While it’s hard to think of methods that could be used to improve the already excellent production quality of RadioLab’s podcasts, one possible addition I would make is the inclusion of a few additional sources to illustrate the theories they discuss in their podcast. Rite of Spring is a classical example of a mold-breaking piece that forced those who listened to it to accommodate the strange new audio stimulus; in order for it to have a more pleasant synthesis within their mind, it took extra time and a more open mind to make nice with it. I would have been interested to hear some additional examples of dissonance in music.
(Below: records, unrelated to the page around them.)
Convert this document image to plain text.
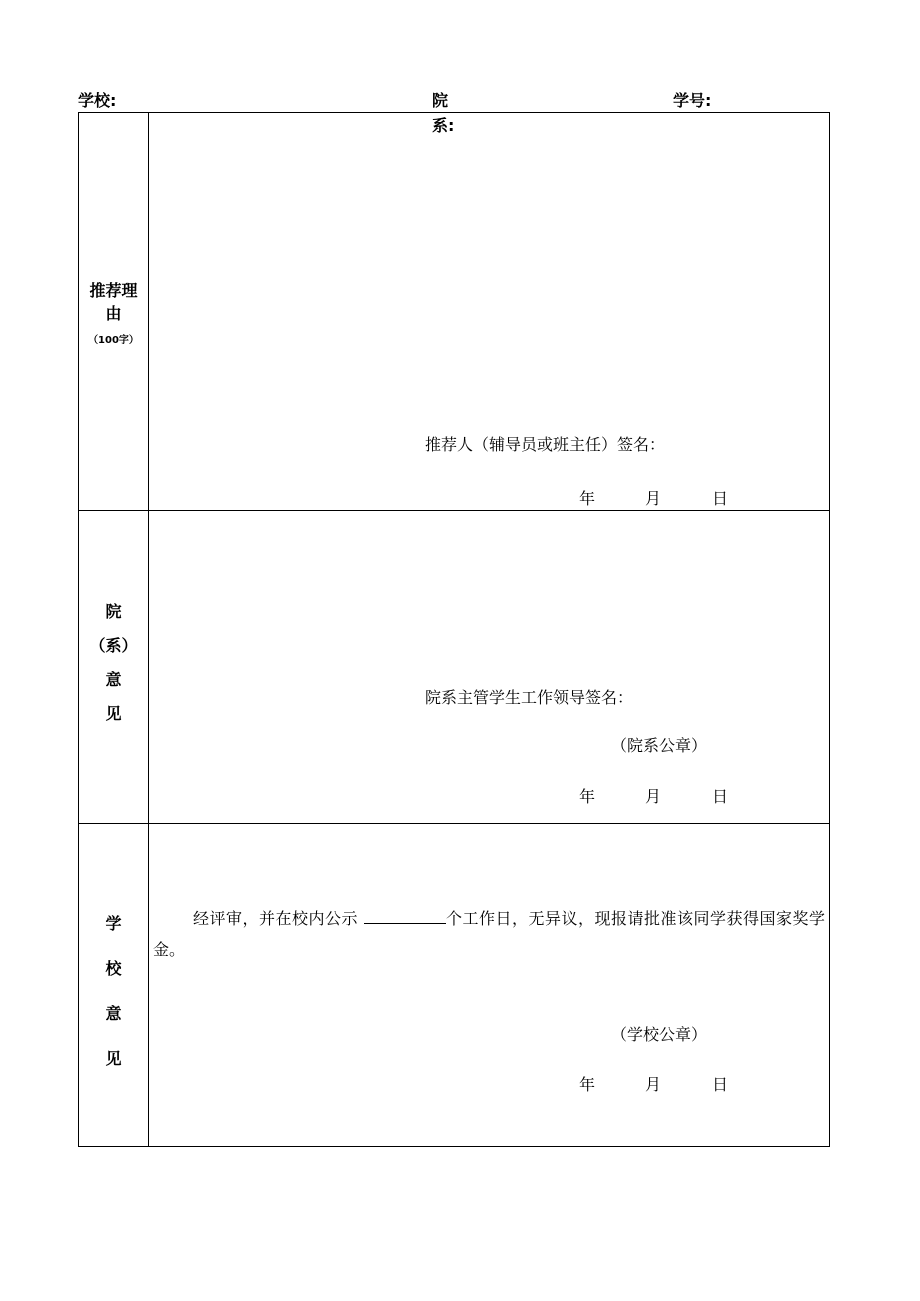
学校:	院
系:
学号:
推荐理
由
（100字）
推荐人（辅导员或班主任）签名：
年	月	日
院
（系）
意
见
院系主管学生工作领导签名：
（院系公章）
年	月	日
学
校
意
见
经评审，并在校内公示	个工作日，无异议，现报请批准该同学获得国家奖学金。
（学校公章）
年	月	日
Perhaps implementing one that I wasn’t already familiar with in order to try and induce me to undergo the rocky synthesis myself. Of course, as a producer of the podcast that would be impossible, but had I been in their scenario, I would find it beneficial to present a piece of music that isn’t quite as well known but also quite dissonant itself. This would continue to push the interactivity and have them learn through a kinesthetic means.

1 comment:

Trace said...

I really appreciate your comments on Stravinsky's "Rite of Spring," and how you make the personal connection to your own original exposure to the piece via Disney's Fantasia. This reminds me of one thing that I find a bit lacking in this RadioLab podcast, though, which is a tendency not to address cultural conditioning in any significant way. There are not just biological or neurological factors of reception, but rather -- or at least also -- cultural receptors. Just the fact that we first experienced "Rite of Spring" via a well-synchronized animation would make it different from a crowd watching some of the first modern ballet. I wonder what features of production might allow some of these cultural conditions to shape the listening experience here.